The following is for the else statement. If the image is not a 3D matrix, we want to skip conversion. Do the same as the if statement, but without the rgb2gray(A) command.
Create a new variable, setting it equal to the variable from the fibermetric step greater than 0.15. This thresholds the image for intensities greater than 0.15.
We will repeat the lines of codes from steps 4 and 5 of the instructable from the median filter line until the imshow(I) line. After, use the command sum(I(:)) to add up all pixels that make up blood vessels, and assign it to a separate variable. Name a new variable NormalBloodVessels(i) and set it equal to the variable from the sum(I(:)) command. This adds the data to the matrix.
End the loop and repeat but for the MRAs of brains affected by Moyamoya. Name the variable in the end MoyaMoyaBloodVessels(i) to not confuse it with the normal brain MRAs.
Step 8: Run an Independent Samples T-test
Since there are two independent samples, and a small population, run an independent samples t-test.
Create and name a function that runs an independent samples t-test to determine whether the amount of blood vessels in the MRAs of normal brains are significantly equal or not to that of MRAs of brains affected by Moyamoya.
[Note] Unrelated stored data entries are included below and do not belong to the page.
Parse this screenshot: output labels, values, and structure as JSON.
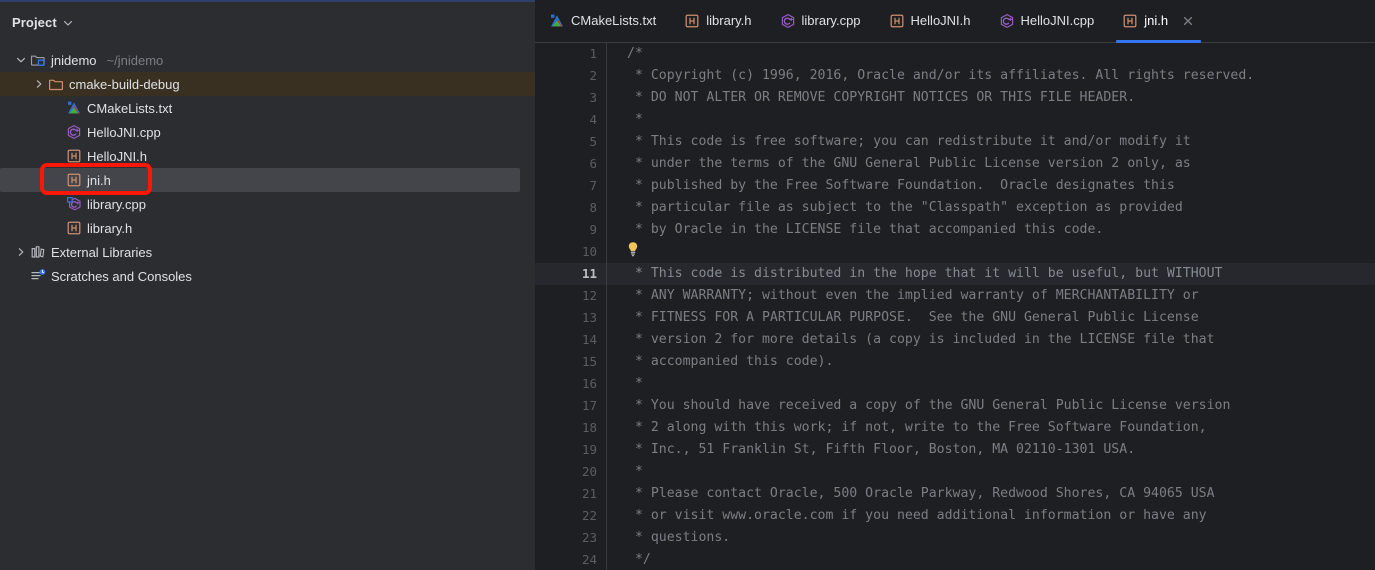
{
  "theme": {
    "sidebar_bg": "#2b2d30",
    "editor_bg": "#1e1f22",
    "accent": "#3574f0",
    "annotation": "#fc1703",
    "selected_row": "#43454a",
    "excluded_row": "#3a3022",
    "text": "#dfe1e5",
    "muted_text": "#7a7e85"
  },
  "sidebar": {
    "title": "Project",
    "title_chevron_icon": "chevron-down-icon",
    "tree": [
      {
        "label": "jnidemo",
        "sub": "~/jnidemo",
        "icon": "project-module-folder-icon",
        "indent": 0,
        "twisty": "chevron-down-icon",
        "state": "normal"
      },
      {
        "label": "cmake-build-debug",
        "sub": "",
        "icon": "folder-excluded-icon",
        "indent": 1,
        "twisty": "chevron-right-icon",
        "state": "excluded"
      },
      {
        "label": "CMakeLists.txt",
        "sub": "",
        "icon": "cmake-file-icon",
        "indent": 2,
        "twisty": "",
        "state": "normal"
      },
      {
        "label": "HelloJNI.cpp",
        "sub": "",
        "icon": "cpp-source-file-icon",
        "indent": 2,
        "twisty": "",
        "state": "normal"
      },
      {
        "label": "HelloJNI.h",
        "sub": "",
        "icon": "header-file-icon",
        "indent": 2,
        "twisty": "",
        "state": "normal"
      },
      {
        "label": "jni.h",
        "sub": "",
        "icon": "header-file-icon",
        "indent": 2,
        "twisty": "",
        "state": "selected"
      },
      {
        "label": "library.cpp",
        "sub": "",
        "icon": "cpp-source-library-file-icon",
        "indent": 2,
        "twisty": "",
        "state": "normal"
      },
      {
        "label": "library.h",
        "sub": "",
        "icon": "header-file-icon",
        "indent": 2,
        "twisty": "",
        "state": "normal"
      },
      {
        "label": "External Libraries",
        "sub": "",
        "icon": "external-libraries-icon",
        "indent": 0,
        "twisty": "chevron-right-icon",
        "state": "normal"
      },
      {
        "label": "Scratches and Consoles",
        "sub": "",
        "icon": "scratches-icon",
        "indent": 0,
        "twisty": "",
        "state": "normal"
      }
    ],
    "annotation": {
      "shape": "rounded-rectangle",
      "color": "#fc1703",
      "targets": "jni.h"
    }
  },
  "editor": {
    "tabs": [
      {
        "label": "CMakeLists.txt",
        "icon": "cmake-file-icon",
        "active": false,
        "closable": false
      },
      {
        "label": "library.h",
        "icon": "header-file-icon",
        "active": false,
        "closable": false
      },
      {
        "label": "library.cpp",
        "icon": "cpp-source-file-icon",
        "active": false,
        "closable": false
      },
      {
        "label": "HelloJNI.h",
        "icon": "header-file-icon",
        "active": false,
        "closable": false
      },
      {
        "label": "HelloJNI.cpp",
        "icon": "cpp-source-file-icon",
        "active": false,
        "closable": false
      },
      {
        "label": "jni.h",
        "icon": "header-file-icon",
        "active": true,
        "closable": true,
        "close_icon": "close-icon"
      }
    ],
    "caret_line": 11,
    "intention_bulb": {
      "icon": "lightbulb-icon",
      "line": 10
    },
    "lines": [
      {
        "n": "1",
        "text": "/*"
      },
      {
        "n": "2",
        "text": " * Copyright (c) 1996, 2016, Oracle and/or its affiliates. All rights reserved."
      },
      {
        "n": "3",
        "text": " * DO NOT ALTER OR REMOVE COPYRIGHT NOTICES OR THIS FILE HEADER."
      },
      {
        "n": "4",
        "text": " *"
      },
      {
        "n": "5",
        "text": " * This code is free software; you can redistribute it and/or modify it"
      },
      {
        "n": "6",
        "text": " * under the terms of the GNU General Public License version 2 only, as"
      },
      {
        "n": "7",
        "text": " * published by the Free Software Foundation.  Oracle designates this"
      },
      {
        "n": "8",
        "text": " * particular file as subject to the \"Classpath\" exception as provided"
      },
      {
        "n": "9",
        "text": " * by Oracle in the LICENSE file that accompanied this code."
      },
      {
        "n": "10",
        "text": ""
      },
      {
        "n": "11",
        "text": " * This code is distributed in the hope that it will be useful, but WITHOUT"
      },
      {
        "n": "12",
        "text": " * ANY WARRANTY; without even the implied warranty of MERCHANTABILITY or"
      },
      {
        "n": "13",
        "text": " * FITNESS FOR A PARTICULAR PURPOSE.  See the GNU General Public License"
      },
      {
        "n": "14",
        "text": " * version 2 for more details (a copy is included in the LICENSE file that"
      },
      {
        "n": "15",
        "text": " * accompanied this code)."
      },
      {
        "n": "16",
        "text": " *"
      },
      {
        "n": "17",
        "text": " * You should have received a copy of the GNU General Public License version"
      },
      {
        "n": "18",
        "text": " * 2 along with this work; if not, write to the Free Software Foundation,"
      },
      {
        "n": "19",
        "text": " * Inc., 51 Franklin St, Fifth Floor, Boston, MA 02110-1301 USA."
      },
      {
        "n": "20",
        "text": " *"
      },
      {
        "n": "21",
        "text": " * Please contact Oracle, 500 Oracle Parkway, Redwood Shores, CA 94065 USA"
      },
      {
        "n": "22",
        "text": " * or visit www.oracle.com if you need additional information or have any"
      },
      {
        "n": "23",
        "text": " * questions."
      },
      {
        "n": "24",
        "text": " */"
      }
    ]
  }
}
Display the hypothesis set for the test by using the command disp('X'). On the first line, display, "Hypotheses for two sample t test." On the second line, display, "H0 = The amount of blood vessels of a normal brain equals the amount of blood vessels of a brain with Moyamoya disease," to state the null hypothesis. On the third line, display, "HA = The amount of blood vessels of a normal brain does not equal the amount of blood vessels of a brain with Moyamoya disease." to state the alternative hypothesis.
Using a 95% confidence interval and a sample size of 3, calculate the t score by using the command tinv([0.025 0.975], 2) and assign to variable t. Use command var(NormalBloodVessels) and var(MoyaMoyaBloodVessels) and assign them to variables to calculate the variances of both data sets.
Check if the variances are close to equal or not. Do this by creating an if/else statement with the if, else command. For the condition in the if statement, write A / B == [0.25:4], where A is the variable that accounts for the variance of normal blood vessels and B is the variable that accounts for the variance of Moyamoya blood vessels. 0.25 and 4 come from a general estimate for determining whether variances are equal or not. Then run the two sample t test with [h,p] = ttest2(A, B, 0.05, 'both', 'equal'), with A and B being the same variables as mentioned before. For the else statement, use [h,p] = ttest2(A, B, 0.05, 'both','unequal') to run a two sample t test in the case where the variances are not equal. End the if/else statement. This will calculate p.
Create an if/else statement that will display a conclusion based on the value of p. The condition for the if statement will be p > 0.05. Since we typically fail to reject the null hypothesis when the value of p is greater than 0.05, use the disp('X') command to display "Because the p value is greater than 0.05 we fail to reject the null hypothesis," and "Therefore we fail to reject that the amount of blood vessels of a normal brain equals that of a brain with Moyamoya disease." In the else statement, since we typically reject the null hypothesis when the value of p is under 0.05, use the disp('X') command to display "Because the p value is less than 0.05 we reject the null hypothesis," and "Therefore we fail to reject that the amount of blood vessels of a normal brain not equal to that of a brain with Moyamoya disease." End the if/else statement.